His raucous music blared and yes, his ride was sweet, but what did it prove? That he had wealth? That he knew how to drive well? That he was a winner? That the guy with the biggest toys wins? What was really proven was more along the lines that he was bossy, unruly, selfish, and not so bright…, like I said, we arrived at the same destination at almost the same time. His behavior did not get him there any faster or esteem him in the eyes of those who witnessed said behavior.
What does a competitive nature say about the business you ? If you make wise choices, driving the closure of deals which create long-standing relationships, than it says you are smart. But if you base decisions on selfish needs or wants and then ignore the desires and requirements of those around you, your sense of competition has not improved your business acumen or endeared you to clients or associates. You have indeed separated yourself from the crowd, but from which crowd?
How do you measure your achievements in work?
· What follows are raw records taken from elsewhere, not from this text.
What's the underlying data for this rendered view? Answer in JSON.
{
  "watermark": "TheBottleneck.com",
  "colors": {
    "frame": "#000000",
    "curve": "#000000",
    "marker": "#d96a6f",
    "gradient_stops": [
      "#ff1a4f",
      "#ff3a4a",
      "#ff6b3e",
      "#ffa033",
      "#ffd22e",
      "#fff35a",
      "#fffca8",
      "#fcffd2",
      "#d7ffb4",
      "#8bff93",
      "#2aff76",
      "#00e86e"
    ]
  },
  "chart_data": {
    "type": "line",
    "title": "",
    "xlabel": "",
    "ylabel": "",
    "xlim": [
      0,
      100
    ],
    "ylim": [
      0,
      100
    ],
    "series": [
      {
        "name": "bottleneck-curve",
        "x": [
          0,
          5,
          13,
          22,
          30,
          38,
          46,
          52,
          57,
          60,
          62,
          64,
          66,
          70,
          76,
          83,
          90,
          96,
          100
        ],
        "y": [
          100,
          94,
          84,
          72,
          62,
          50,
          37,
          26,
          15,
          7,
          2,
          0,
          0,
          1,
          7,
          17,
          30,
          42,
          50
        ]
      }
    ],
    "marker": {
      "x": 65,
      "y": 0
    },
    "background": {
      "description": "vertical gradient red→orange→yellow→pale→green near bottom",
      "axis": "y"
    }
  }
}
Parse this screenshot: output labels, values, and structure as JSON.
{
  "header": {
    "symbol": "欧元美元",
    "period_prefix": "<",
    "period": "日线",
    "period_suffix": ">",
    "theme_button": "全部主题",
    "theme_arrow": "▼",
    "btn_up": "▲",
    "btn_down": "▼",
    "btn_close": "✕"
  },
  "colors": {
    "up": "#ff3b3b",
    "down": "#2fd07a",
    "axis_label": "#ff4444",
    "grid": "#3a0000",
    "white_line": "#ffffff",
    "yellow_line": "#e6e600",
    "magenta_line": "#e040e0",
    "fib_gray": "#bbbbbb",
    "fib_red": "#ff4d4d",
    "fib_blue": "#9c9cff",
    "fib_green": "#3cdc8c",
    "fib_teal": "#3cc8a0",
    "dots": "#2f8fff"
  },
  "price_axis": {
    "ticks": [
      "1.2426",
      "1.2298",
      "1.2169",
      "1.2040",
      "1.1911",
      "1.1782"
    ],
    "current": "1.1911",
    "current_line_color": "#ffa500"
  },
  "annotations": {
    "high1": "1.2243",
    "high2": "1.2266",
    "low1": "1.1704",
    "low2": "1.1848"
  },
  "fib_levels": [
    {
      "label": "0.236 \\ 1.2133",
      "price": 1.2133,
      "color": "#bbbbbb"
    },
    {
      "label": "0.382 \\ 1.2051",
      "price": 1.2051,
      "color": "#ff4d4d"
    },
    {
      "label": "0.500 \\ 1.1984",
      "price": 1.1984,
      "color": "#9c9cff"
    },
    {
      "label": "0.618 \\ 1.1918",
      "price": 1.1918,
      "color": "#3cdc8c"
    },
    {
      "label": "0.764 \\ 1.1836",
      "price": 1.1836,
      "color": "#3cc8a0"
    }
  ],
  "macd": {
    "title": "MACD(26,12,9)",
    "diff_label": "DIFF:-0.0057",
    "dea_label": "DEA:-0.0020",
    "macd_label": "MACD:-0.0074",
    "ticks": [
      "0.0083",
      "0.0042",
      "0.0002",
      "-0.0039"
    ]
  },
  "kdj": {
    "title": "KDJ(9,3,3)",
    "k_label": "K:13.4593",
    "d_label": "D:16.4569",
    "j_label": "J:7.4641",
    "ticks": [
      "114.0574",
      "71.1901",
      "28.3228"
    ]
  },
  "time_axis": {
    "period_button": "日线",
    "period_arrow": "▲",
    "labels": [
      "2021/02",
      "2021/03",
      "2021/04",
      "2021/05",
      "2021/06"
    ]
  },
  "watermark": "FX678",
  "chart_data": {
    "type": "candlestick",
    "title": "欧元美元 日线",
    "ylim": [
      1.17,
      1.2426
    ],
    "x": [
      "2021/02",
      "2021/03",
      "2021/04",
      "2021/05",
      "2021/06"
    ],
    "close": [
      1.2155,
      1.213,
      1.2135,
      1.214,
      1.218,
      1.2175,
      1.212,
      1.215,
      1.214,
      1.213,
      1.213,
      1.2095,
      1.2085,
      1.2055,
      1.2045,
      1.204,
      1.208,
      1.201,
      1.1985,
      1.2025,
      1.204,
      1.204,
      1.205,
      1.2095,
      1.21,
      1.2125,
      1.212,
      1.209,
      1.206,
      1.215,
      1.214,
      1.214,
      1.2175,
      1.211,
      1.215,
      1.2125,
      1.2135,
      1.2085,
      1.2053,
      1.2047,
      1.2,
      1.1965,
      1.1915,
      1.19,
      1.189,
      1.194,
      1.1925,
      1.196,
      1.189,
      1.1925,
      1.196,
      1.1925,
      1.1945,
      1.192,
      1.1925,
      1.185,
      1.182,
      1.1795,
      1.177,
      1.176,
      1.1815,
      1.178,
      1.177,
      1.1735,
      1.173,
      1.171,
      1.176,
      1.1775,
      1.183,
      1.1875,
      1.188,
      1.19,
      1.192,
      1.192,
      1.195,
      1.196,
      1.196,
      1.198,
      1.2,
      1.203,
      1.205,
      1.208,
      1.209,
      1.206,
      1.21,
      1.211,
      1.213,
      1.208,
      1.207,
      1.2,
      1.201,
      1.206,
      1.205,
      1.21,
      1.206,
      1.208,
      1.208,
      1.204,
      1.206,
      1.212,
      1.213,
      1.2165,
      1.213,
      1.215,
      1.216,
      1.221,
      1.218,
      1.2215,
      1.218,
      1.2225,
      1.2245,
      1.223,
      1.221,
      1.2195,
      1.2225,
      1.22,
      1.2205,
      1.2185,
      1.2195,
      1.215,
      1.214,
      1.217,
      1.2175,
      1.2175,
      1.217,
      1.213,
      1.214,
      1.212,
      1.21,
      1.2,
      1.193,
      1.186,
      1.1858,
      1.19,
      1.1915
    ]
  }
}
If you are competitive, if that is what drives better performance, then be prepared to measure “your performance”, not just beat those around you or your direct competition. If a victory does fall your way, study why you were victorious, not just simply that you were, that you beat everyone else. But most of all, make sure you understand what a victory would truly look like to you and those around you.
Simply arriving at the next stoplight first is not a prize – it isn’t even an honest day’s work.